HONOURED MEMBER
COLLEEN JONES
INDUCTED IN 2007
Career Highlights
- 1 time World Senior Women’s Champion
- 2 time World Women’s Champion
- 6 time Canadian Women’s Champion
- 1 time Canadian Senior Women’s Champion
- 2 time Canadian Mixed Champion
- 15 time NS Women’s Champion
- 3 time NS Senior Women’s Champion
- 8 time NS Mixed Champion
- 2 time NS Junior Women’s Champion
- 1 time NS Senior Women’s Champion
Career Honours
2016 Inductee into The Canadian Sport Hall of Fame
1989 Inductee into The Curling Canada Hall of Fame
Story
Hailing from a family of Nova Scotian curlers, Colleen Jones is best known as the successful skip whose team won two World Championships and the Tournament of Hearts six times. In a family of eight girls and a boy, or “two curling teams plus a spare”, Colleen found success in competitive curling from an early age. In 1979, she was only 19 years old when she won her first of 16 Nova Scotia curling titles, ultimately spanning four decades. In 1979, Colleen represented Nova Scotia at the Canada Winter Games, capturing a Silver medal, tying the best finish for a Nova Scotia team, male or female, in Canada Games history. In 1980, she competed in the Canadian Women’s Curling Championships, finishing second.

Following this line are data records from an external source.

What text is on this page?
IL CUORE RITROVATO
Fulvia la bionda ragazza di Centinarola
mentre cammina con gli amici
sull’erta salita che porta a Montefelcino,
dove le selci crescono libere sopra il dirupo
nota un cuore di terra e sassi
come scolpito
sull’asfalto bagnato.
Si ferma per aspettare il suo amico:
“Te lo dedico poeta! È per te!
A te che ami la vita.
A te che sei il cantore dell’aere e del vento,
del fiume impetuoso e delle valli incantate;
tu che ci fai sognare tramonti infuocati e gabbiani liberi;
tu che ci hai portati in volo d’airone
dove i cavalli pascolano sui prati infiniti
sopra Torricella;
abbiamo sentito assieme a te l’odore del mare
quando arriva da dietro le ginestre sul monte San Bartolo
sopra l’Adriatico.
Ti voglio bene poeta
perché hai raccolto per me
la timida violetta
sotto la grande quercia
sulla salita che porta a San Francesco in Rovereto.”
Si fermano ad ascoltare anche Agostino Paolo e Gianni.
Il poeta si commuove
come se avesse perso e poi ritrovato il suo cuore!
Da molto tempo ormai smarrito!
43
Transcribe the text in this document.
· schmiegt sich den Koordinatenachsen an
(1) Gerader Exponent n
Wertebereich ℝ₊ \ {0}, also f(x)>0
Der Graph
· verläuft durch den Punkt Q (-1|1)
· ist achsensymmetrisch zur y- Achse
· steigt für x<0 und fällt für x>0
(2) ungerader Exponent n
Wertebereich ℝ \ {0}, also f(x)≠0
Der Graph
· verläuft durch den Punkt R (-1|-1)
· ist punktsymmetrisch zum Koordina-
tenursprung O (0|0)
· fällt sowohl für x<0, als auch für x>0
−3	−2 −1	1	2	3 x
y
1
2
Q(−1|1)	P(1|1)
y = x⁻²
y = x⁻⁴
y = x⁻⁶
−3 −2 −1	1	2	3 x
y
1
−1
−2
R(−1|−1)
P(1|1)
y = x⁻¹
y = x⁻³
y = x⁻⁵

In 1982 she became the youngest skip, at age 22, ever to win the Canadian Women’s Curling Championship. Colleen has competed with seven mixed teams, twice winning the Canadian Mixed Curling Championship in 1993 and 1999. She has appeared in a record 21 Canadian Championships, winning six (1982, 1999, 2001, 2002, 2003 and 2004) and becoming the first skip to win four consecutive titles. In 2001, Colleen won the first of her two World Championships in Switzerland, repeating the win in 2004 in Sweden. In 2011, Colleen and her team won the Nova Scotia Women’s Senior Curling Canada Championship. Colleen has appeared in 4 Canadian Women’s Senior Curling Championships (2011, 2012, 2015, 2016), earning a Bronze in 2012 and Silver in 2015 and Gold in 2016 where she went on to win her first World Senior Women’s Championship in 2017.
Colleen works tirelessly to promote curling and exemplifies the passion and skill that it takes to still be a top ranked curler after more than 35 years on the ice. Colleen is proud to be from Nova Scotia, and show future generations that you can come from a small province and still compete and win.